Читаем Шаляпин полностью

Наконец, в сентябре 1893 года он получил приглашение вступить в труппу казенного тифлисского театра на жалованье в 150 рублей в месяц, где и оставался до весны 1894 года, исполняя разные партии, уже такие ответственные, как Мефистофель в “Фаусте” и Мельник в “Русалке”. Оперную антрепризу в этом театре держал известный в провинции, ныне покойный, В. Л. Форкатти вместе с Любимовым. Обстановка была, как и во всех тогдашних оперных предприятиях, самая убогая. Труппа же-довольно порядочная, главным образом молодежь.
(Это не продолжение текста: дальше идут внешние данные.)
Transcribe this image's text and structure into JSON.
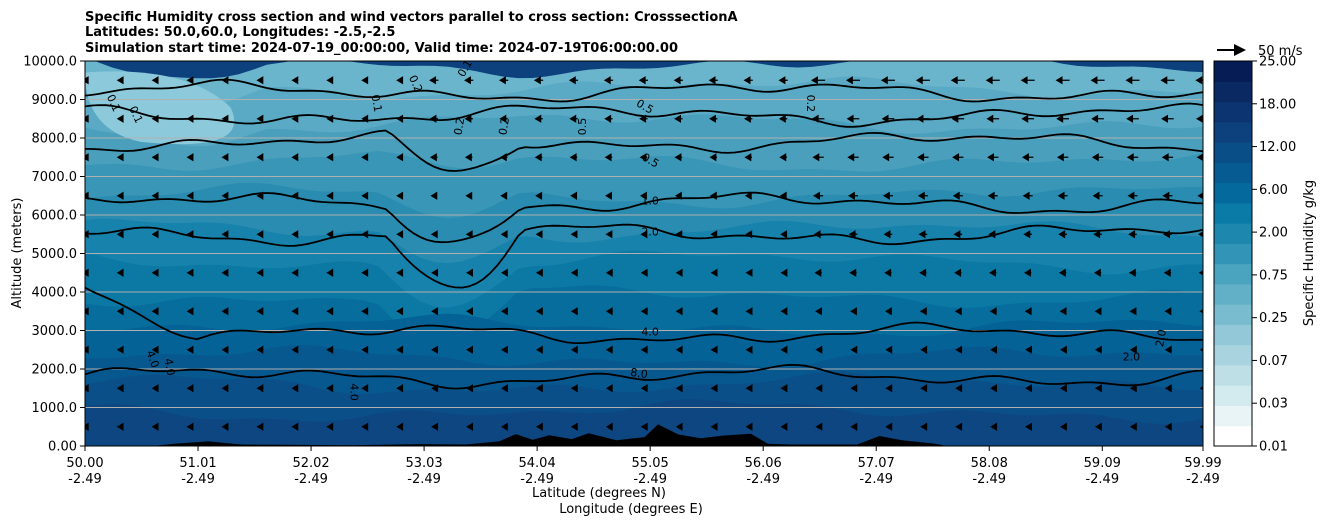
{
  "chart_data": {
    "type": "contour",
    "title_lines": [
      "Specific Humidity cross section and wind vectors parallel to cross section: CrosssectionA",
      "Latitudes: 50.0,60.0, Longitudes: -2.5,-2.5",
      "Simulation start time: 2024-07-19_00:00:00, Valid time: 2024-07-19T06:00:00.00"
    ],
    "ylabel": "Altitude (meters)",
    "xlabel_lines": [
      "Latitude (degrees N)",
      "Longitude (degrees E)"
    ],
    "ylim": [
      0,
      10000
    ],
    "yticks": [
      "0.00",
      "1000.0",
      "2000.0",
      "3000.0",
      "4000.0",
      "5000.0",
      "6000.0",
      "7000.0",
      "8000.0",
      "9000.0",
      "10000.0"
    ],
    "xticks": [
      {
        "lat": "50.00",
        "lon": "-2.49"
      },
      {
        "lat": "51.01",
        "lon": "-2.49"
      },
      {
        "lat": "52.02",
        "lon": "-2.49"
      },
      {
        "lat": "53.03",
        "lon": "-2.49"
      },
      {
        "lat": "54.04",
        "lon": "-2.49"
      },
      {
        "lat": "55.05",
        "lon": "-2.49"
      },
      {
        "lat": "56.06",
        "lon": "-2.49"
      },
      {
        "lat": "57.07",
        "lon": "-2.49"
      },
      {
        "lat": "58.08",
        "lon": "-2.49"
      },
      {
        "lat": "59.09",
        "lon": "-2.49"
      },
      {
        "lat": "59.99",
        "lon": "-2.49"
      }
    ],
    "grid": "horizontal",
    "colorbar": {
      "label": "Specific Humidity g/kg",
      "tick_labels": [
        "0.01",
        "0.03",
        "0.07",
        "0.25",
        "0.75",
        "2.00",
        "6.00",
        "12.00",
        "18.00",
        "25.00"
      ],
      "colors": [
        "#ffffff",
        "#e9f4f6",
        "#d3eaee",
        "#bfdfe7",
        "#a9d4df",
        "#92c8d7",
        "#7abccf",
        "#62b0c7",
        "#4aa3bf",
        "#3295b7",
        "#1d87ae",
        "#0a7aa6",
        "#04699c",
        "#055b92",
        "#0a4e88",
        "#0d417d",
        "#0c3470",
        "#0a2862",
        "#061c55"
      ]
    },
    "quiver_key": "50 m/s",
    "contour_levels": [
      {
        "value": "0.1",
        "altitude": 9200
      },
      {
        "value": "0.2",
        "altitude": 8600
      },
      {
        "value": "0.5",
        "altitude": 7900
      },
      {
        "value": "1.0",
        "altitude": 6300
      },
      {
        "value": "2.0",
        "altitude": 5500
      },
      {
        "value": "4.0",
        "altitude": 2900
      },
      {
        "value": "8.0",
        "altitude": 1800
      }
    ],
    "contour_labels": [
      {
        "text": "0.1",
        "lat": 50.25,
        "alt": 8900,
        "rot": 65
      },
      {
        "text": "0.1",
        "lat": 50.45,
        "alt": 8600,
        "rot": 65
      },
      {
        "text": "0.2",
        "lat": 52.95,
        "alt": 9400,
        "rot": 65
      },
      {
        "text": "0.1",
        "lat": 53.4,
        "alt": 9800,
        "rot": -60
      },
      {
        "text": "0.1",
        "lat": 52.6,
        "alt": 8900,
        "rot": 80
      },
      {
        "text": "0.2",
        "lat": 53.35,
        "alt": 8300,
        "rot": -80
      },
      {
        "text": "0.2",
        "lat": 53.75,
        "alt": 8300,
        "rot": -80
      },
      {
        "text": "0.5",
        "lat": 54.45,
        "alt": 8300,
        "rot": -90
      },
      {
        "text": "0.5",
        "lat": 55.0,
        "alt": 8800,
        "rot": 30
      },
      {
        "text": "0.2",
        "lat": 56.48,
        "alt": 8900,
        "rot": 90
      },
      {
        "text": "0.5",
        "lat": 55.05,
        "alt": 7400,
        "rot": 30
      },
      {
        "text": "1.0",
        "lat": 55.05,
        "alt": 6350,
        "rot": 0
      },
      {
        "text": "2.0",
        "lat": 55.05,
        "alt": 5550,
        "rot": 0
      },
      {
        "text": "4.0",
        "lat": 55.05,
        "alt": 2950,
        "rot": 0
      },
      {
        "text": "8.0",
        "lat": 54.95,
        "alt": 1870,
        "rot": 8
      },
      {
        "text": "4.0",
        "lat": 50.6,
        "alt": 2250,
        "rot": 70
      },
      {
        "text": "4.0",
        "lat": 50.75,
        "alt": 2050,
        "rot": 80
      },
      {
        "text": "4.0",
        "lat": 52.4,
        "alt": 1400,
        "rot": 90
      },
      {
        "text": "2.0",
        "lat": 59.35,
        "alt": 2300,
        "rot": 0
      },
      {
        "text": "2.0",
        "lat": 59.62,
        "alt": 2800,
        "rot": -80
      }
    ]
  }
}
Между прочим, первое место в ней занимало хорошо знакомое Петербургу по спектаклям Мариинского театра сопрано, г-жа Папаян, ныне покойная. Капельмейстером состоял Труффи. Шаляпин уже тогда обратил на себя внимание своим прекрасным голосом и проблесками драматического таланта, хотя, конечно, все, что он делал, стремясь к драматической игре, было еще очень примитивно. В качестве документа от того времени сохранилась мало кому известная фотография артиста в роли Мефистофеля. Глядя на этот глубоко наивный грим, эту традиционную бороду клином, эти длинные, точно у таракана, усы, и сопоставляя с тем, что выработал Шаляпин впоследствии, поражаешься контрастом и той непреодолимой силой творческой работы художника, который, вечно неудовлетворенный, не успокоивающийся ни на минуту даже на том, что сделано хорошо, успешно, эффектно, что стяжает рукоплескания и лавры, стремится все вперед и вперед по пути достижения наивысшего совершенства и всеисчерпывающей истины в искусстве.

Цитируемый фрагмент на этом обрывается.